Bill Belichick, of course, doesn't have to worry about players' making grades. But there's one more way in which the two coaches are the same. The most important one: winning. Since he replaced Roy Williams at KU nine years ago, Self has won 268 games. Like his New England counterpart, no coach in America has won more in that span. Not Williams, Izzo, Calhoun, John Calipari* or Mike Krzyzewski.
Except for John Calipari, however, all those coaches have championships. Self has won once, famously beating Calipari's Memphis Tigers after Mario Chalmers' last-second shot in 2008. But Williams has won a pair of NCAA titles. Calhoun has three at UConn. Mike Krzyzewski—who looms gigantic as the Don Shula-esque figure in our Self-as-Belichick comparison—has won an incredible four titles at Duke. Coach K also owns the record for most all-time wins, at 927 and counting.

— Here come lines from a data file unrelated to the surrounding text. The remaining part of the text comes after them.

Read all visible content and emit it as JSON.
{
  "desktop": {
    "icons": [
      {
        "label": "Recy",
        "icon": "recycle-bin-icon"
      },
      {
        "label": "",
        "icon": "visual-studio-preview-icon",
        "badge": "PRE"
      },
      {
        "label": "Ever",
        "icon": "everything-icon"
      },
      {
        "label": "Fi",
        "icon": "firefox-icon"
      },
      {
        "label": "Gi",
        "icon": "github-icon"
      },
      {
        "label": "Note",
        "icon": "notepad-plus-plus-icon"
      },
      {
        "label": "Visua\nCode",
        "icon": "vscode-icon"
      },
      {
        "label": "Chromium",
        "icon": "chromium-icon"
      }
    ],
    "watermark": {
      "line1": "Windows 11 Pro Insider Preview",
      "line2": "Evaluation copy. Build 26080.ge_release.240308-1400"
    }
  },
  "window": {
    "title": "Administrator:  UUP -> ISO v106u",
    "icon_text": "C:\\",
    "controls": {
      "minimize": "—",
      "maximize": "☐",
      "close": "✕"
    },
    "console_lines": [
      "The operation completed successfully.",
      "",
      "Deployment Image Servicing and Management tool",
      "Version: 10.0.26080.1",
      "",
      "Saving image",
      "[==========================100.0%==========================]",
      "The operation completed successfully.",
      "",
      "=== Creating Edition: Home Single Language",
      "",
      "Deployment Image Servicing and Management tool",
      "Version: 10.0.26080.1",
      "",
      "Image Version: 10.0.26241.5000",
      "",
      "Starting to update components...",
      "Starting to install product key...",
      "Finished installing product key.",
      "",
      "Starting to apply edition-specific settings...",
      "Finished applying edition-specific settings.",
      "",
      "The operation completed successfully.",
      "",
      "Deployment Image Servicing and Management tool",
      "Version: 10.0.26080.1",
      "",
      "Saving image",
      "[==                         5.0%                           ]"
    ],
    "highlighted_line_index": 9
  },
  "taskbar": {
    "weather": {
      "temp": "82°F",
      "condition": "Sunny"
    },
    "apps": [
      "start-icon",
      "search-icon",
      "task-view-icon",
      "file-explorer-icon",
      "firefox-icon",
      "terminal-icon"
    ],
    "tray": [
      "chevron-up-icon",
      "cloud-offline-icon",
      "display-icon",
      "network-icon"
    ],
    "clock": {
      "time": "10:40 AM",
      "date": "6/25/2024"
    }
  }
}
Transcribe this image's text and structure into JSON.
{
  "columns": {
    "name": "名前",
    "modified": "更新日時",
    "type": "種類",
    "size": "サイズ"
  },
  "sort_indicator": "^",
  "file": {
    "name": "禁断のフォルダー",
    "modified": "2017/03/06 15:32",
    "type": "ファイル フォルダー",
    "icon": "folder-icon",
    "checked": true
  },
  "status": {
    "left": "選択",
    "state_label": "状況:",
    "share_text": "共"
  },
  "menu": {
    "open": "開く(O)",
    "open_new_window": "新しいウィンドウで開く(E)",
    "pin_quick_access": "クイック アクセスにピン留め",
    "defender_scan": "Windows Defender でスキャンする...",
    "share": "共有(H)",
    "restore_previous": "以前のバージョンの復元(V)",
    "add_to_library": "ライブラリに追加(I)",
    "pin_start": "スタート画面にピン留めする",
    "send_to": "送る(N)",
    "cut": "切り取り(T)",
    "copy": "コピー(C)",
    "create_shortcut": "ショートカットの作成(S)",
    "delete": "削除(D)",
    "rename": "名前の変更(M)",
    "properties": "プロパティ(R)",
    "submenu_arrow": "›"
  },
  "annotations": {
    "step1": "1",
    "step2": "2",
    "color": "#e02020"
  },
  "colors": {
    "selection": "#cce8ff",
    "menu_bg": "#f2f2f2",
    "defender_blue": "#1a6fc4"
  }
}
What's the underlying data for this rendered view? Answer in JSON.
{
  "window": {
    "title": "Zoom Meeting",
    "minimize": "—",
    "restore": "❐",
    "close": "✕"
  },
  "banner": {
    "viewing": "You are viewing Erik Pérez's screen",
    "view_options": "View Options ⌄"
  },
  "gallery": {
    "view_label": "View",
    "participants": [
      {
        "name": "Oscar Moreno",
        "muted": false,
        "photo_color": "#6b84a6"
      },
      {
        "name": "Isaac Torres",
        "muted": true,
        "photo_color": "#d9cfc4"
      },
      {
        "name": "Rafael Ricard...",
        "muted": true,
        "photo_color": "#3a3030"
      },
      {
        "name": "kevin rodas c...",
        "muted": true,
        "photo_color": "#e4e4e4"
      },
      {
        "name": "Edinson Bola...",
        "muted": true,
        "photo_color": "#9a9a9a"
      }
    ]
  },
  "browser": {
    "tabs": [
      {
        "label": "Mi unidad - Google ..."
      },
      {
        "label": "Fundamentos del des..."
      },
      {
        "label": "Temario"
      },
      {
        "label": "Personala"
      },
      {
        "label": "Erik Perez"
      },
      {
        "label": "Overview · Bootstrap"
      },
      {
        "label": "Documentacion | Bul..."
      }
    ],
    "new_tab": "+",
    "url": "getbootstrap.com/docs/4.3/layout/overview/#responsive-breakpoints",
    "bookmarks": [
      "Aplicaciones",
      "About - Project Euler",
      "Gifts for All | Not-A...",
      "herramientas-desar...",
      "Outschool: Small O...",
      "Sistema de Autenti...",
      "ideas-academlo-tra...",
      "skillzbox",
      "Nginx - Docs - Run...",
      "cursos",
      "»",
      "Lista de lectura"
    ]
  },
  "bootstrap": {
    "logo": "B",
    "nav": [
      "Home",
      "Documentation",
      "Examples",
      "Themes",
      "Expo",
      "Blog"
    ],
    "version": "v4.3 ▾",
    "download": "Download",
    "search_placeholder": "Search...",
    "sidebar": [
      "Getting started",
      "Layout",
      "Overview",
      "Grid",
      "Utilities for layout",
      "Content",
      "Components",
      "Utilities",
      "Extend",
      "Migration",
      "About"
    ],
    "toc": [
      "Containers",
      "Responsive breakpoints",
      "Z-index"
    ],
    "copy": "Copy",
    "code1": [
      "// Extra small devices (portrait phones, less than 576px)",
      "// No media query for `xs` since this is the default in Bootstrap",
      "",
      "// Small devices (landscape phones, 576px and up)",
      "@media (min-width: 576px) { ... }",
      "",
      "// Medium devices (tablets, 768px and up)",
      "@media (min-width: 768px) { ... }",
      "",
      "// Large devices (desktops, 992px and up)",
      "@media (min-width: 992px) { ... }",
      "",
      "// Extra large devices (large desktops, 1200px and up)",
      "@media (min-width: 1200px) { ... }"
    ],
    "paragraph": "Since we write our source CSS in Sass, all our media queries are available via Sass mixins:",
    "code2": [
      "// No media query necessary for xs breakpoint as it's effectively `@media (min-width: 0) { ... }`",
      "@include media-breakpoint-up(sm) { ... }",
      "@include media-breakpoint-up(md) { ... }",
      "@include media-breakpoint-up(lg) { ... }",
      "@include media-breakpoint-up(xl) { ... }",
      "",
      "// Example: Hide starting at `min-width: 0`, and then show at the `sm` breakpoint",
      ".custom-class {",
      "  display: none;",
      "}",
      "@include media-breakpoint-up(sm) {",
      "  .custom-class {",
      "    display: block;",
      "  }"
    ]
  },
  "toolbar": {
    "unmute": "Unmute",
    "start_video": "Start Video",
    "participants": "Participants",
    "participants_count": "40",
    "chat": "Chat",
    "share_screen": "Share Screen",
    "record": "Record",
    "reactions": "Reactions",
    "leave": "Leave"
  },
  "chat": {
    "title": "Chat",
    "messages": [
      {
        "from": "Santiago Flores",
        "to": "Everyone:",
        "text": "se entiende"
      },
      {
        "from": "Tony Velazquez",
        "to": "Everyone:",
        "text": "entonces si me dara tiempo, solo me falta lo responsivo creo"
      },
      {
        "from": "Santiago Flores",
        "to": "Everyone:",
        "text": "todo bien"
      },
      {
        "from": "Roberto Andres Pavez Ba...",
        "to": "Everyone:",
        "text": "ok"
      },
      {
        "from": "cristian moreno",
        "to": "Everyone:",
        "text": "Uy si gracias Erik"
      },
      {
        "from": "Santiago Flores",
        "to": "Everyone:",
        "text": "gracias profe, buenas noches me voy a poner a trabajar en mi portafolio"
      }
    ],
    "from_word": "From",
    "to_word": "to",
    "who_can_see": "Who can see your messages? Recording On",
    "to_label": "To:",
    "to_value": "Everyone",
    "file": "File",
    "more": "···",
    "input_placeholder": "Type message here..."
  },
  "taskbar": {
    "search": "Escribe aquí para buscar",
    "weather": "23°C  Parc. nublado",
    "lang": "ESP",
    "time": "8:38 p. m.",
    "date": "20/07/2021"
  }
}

Self? He's at a mere 475 wins. Krzyzewski, though, is 16 years older than the KU coach, so Bill's got plenty of time to catch up. Winning two games this weekend would be an awfully good start.
*Calipari has won 281 games in stints at UMass Memphis and Kentucky, but the NCAA voided 38 of those wins—Memphis' entire 2008 season—because Derrick Rose had an invalid SAT score. Oops!